NASA has released a video revealing five things about Feustel that most people are not aware of. In the video, Feustel reveals that he holds a dual Canadian–U.S. citizenship. He is skilled in barefoot water skiing and has been doing it since a young age. He has two sons who were born on the same day, 26 April, but two years apart. Feustel said he grew up with two dreams in his life. The first was to become a Formula One race car driver, and the second was to become an astronaut.
According to CNET, Feustel has all the abilities to overcome his fear of heights, which he has already demonstrated in his previous space trips. Feustel has spent 29 days in space and carried out six spacewalks (totaling 42 hours) during his previous two space journeys.
Feustel is from Lake Orion, Michigan, according to NASA. He was raised in Michigan and graduated from Lake Orion High School. Then, he went on to earn an Associate Science degree from Oakland Community College, Michigan and a Bachelor of Science in Solid Earth Sciences from Purdue University.
After completing his Master’s degree in Geophysics from Purdue University in 1991, he shifted to Ontario, Canada, to pursue a doctorate degree in geological sciences from Queen’s University. Feustel completed his Ph.D. in 1995.
In July 2000, he was selected by NASA for astronaut class. His initial training included five weeks of T-34 flight school at Pensacola, Florida. After completing intense astronaut training at NASA, Feustel was assigned technical duties at NASA’s Space Station Branches. His first space mission was STS-125. This mission was launched on Atlantis in May 2009 and was the final mission to service the Hubble Space Telescope.
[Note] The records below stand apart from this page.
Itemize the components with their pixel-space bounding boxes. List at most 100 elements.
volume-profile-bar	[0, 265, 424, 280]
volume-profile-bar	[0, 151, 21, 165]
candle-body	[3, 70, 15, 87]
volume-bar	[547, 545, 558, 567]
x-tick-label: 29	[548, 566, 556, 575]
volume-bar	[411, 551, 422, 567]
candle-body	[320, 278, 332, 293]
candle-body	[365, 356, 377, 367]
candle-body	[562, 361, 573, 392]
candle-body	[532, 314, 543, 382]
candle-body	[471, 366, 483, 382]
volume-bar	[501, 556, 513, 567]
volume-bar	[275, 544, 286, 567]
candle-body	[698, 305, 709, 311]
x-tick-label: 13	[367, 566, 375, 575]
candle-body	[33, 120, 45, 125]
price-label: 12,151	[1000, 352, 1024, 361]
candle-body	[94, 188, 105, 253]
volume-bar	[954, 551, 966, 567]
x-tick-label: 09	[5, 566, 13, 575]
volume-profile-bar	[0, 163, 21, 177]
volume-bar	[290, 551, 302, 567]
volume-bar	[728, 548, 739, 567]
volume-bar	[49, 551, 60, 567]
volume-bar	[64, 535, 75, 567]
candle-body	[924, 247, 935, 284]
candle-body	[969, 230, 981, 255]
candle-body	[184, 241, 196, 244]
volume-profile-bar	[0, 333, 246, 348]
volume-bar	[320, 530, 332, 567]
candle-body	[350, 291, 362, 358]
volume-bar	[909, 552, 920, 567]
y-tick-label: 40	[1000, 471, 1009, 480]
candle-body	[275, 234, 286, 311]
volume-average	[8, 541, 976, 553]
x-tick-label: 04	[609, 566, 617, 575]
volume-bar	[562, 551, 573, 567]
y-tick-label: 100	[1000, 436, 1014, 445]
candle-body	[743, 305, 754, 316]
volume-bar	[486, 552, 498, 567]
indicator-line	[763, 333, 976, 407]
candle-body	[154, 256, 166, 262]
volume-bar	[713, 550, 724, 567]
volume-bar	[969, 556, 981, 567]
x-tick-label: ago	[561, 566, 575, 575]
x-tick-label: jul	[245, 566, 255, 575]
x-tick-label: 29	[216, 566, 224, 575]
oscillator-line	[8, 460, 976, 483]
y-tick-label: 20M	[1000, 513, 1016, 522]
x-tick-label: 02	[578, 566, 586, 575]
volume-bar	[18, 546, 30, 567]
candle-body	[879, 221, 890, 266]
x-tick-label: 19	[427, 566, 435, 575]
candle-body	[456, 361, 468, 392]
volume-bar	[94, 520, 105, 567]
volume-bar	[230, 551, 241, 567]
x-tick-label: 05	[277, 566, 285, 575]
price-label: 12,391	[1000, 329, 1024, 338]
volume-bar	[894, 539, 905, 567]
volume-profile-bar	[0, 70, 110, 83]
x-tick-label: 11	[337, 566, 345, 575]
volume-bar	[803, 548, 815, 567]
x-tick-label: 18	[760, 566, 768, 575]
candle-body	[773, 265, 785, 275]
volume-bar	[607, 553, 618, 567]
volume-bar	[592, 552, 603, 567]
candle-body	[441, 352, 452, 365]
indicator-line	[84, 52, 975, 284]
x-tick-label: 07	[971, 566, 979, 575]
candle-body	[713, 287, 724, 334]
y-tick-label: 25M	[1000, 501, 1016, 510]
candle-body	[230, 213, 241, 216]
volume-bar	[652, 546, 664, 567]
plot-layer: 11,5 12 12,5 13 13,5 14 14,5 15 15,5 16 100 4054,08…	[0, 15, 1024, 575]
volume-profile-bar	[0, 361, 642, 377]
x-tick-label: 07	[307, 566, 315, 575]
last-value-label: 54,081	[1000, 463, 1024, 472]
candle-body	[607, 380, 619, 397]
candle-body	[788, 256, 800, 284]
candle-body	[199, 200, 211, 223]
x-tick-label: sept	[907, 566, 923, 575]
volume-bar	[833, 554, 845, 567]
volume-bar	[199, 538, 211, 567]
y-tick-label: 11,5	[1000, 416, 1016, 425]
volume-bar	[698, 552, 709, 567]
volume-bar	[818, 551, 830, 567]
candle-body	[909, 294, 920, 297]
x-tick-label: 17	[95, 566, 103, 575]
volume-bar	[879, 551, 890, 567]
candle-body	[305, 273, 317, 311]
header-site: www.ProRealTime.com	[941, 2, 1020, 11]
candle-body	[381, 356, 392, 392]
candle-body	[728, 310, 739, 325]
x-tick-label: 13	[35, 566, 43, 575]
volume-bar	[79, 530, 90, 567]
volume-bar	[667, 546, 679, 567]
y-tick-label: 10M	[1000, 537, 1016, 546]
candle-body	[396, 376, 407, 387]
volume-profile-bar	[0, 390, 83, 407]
Feustel’s second space mission was STS-134. It was launched on May 16, 2011, to deliver ExPress Logistics Carrier and the Alpha Magnetic Spectrometer to the ISS. It was Space Shuttle Endeavour’s final mission to the ISS.
According to NASA, Feustel is married to Indira Devi Bhatnagar, a speech pathologist from Ontario, Canada. He enjoys snow skiing, guitar, and auto restoration. He is also a fan of motorbike racing.